Argentine crisis: Taking To The Streets Against The IMF

Argentine crisis: Taking To The Streets Against The IMF

WHEN IT seemed to most Argentinians that conditions in their bankrupt country couldn’t get any worse, then they did. The five-month long financial crisis and 46-month long recession that has devastated the lives of Argentina’s working class and once-prosperous middle class, has deepened in the last week.

According to the Buenos Aires Herald: “With the peso sharply devalued and joblessness hovering near 24%, the country is undergoing its worst economic crisis in history. Over 40% of its 36 million residents now live under the poverty line and massive protests have become a daily feature of the country’s life.” The economy is expected to contract by 15% this year!

Fear of financial meltdown and a banking collapse led to panicked savers withdrawing huge quantities of cash from banks (over $100 million a day) forcing Argentina’s Peronist president Edwardo Duhalde to order a nationwide bank holiday.

Meanwhile the economy minister, Remes Lenicov, returned empty handed from a meeting of International Monetary Fund (IMF) delegates in Washington. His pleas for a resumption of loans to Argentina’s $141 billion debt-ridden economy was rebuffed. The IMF want further cuts in public spending by the country’s regional governments. More cuts will increase unemployment, worsen health and education and cut pensions.

Lenicov proposed converting billions of frozen savings into government bonds in order to stop a drain on bank ie to force savers to take on government debt.

This provoked more street protests, strikes and occupations. “Thousands of deposit-holders banging pots and pans gathered outside a heavily guarded Congress for a second day to protest against any attempt by widely despised legislators to approve the savings-for-bonds plan. On Monday night, frightened senators had to be escorted under guard from the building.” (Buenos Aires Herald, 25 April)

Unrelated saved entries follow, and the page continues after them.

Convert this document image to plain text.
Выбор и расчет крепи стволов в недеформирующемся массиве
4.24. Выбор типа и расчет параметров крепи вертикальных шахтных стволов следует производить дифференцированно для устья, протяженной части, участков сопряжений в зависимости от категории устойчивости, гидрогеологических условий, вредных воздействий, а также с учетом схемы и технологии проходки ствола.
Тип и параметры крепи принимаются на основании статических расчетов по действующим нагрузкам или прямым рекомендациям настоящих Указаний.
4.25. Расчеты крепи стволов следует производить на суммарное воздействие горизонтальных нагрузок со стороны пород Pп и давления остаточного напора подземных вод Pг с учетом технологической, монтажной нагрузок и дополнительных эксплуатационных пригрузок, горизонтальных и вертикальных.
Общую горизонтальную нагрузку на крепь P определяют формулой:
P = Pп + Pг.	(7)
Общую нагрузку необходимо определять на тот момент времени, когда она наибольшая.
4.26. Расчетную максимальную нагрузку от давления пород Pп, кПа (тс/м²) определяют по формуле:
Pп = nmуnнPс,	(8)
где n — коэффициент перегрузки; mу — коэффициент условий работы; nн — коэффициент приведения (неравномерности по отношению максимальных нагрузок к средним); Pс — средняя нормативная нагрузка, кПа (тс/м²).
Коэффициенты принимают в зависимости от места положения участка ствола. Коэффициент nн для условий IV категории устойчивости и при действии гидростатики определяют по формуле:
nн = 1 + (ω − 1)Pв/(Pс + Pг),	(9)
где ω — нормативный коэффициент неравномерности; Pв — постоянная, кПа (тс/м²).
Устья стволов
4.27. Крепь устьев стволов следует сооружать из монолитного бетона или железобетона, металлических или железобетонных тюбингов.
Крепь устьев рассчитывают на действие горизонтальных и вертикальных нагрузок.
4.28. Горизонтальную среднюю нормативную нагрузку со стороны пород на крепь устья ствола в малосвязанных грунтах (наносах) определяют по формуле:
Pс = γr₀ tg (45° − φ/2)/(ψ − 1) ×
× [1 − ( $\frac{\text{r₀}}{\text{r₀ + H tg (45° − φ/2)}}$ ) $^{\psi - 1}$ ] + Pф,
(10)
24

Needless to say, Congress kicked out Lenicov’s plan and he then resigned. Another crisis of Duhalde’s administration resulted in the appointment of Roberto Lavagna as the new economy minister.

To buy time in order to “mollify impatient international money lenders”, as the BBC put it, the parliament passed a law denying most savers access to their bank deposits. Under the measure, only savers who mount successful challenges against existing restrictions on withdrawals will get access to their money, though the government will be able to appeal against court decisions.

However, the last time parliament passed the ‘hot potato’ to the Supreme Court mass protests forced the judges to throw it back to Congress in a hurry!

Months of emergency measures have failed to stem the crisis, which isn’t simply the result of incompetent and corrupt politicians, but is a root and branch capitalist crisis that can only be ended when the country’s working class, pulling behind it the disaffected middle classes, take control.

Only a workers’ government which nationalises industry and the banks and implements an emergency plan of production to re-employ people and restore functioning services can resolve the crisis.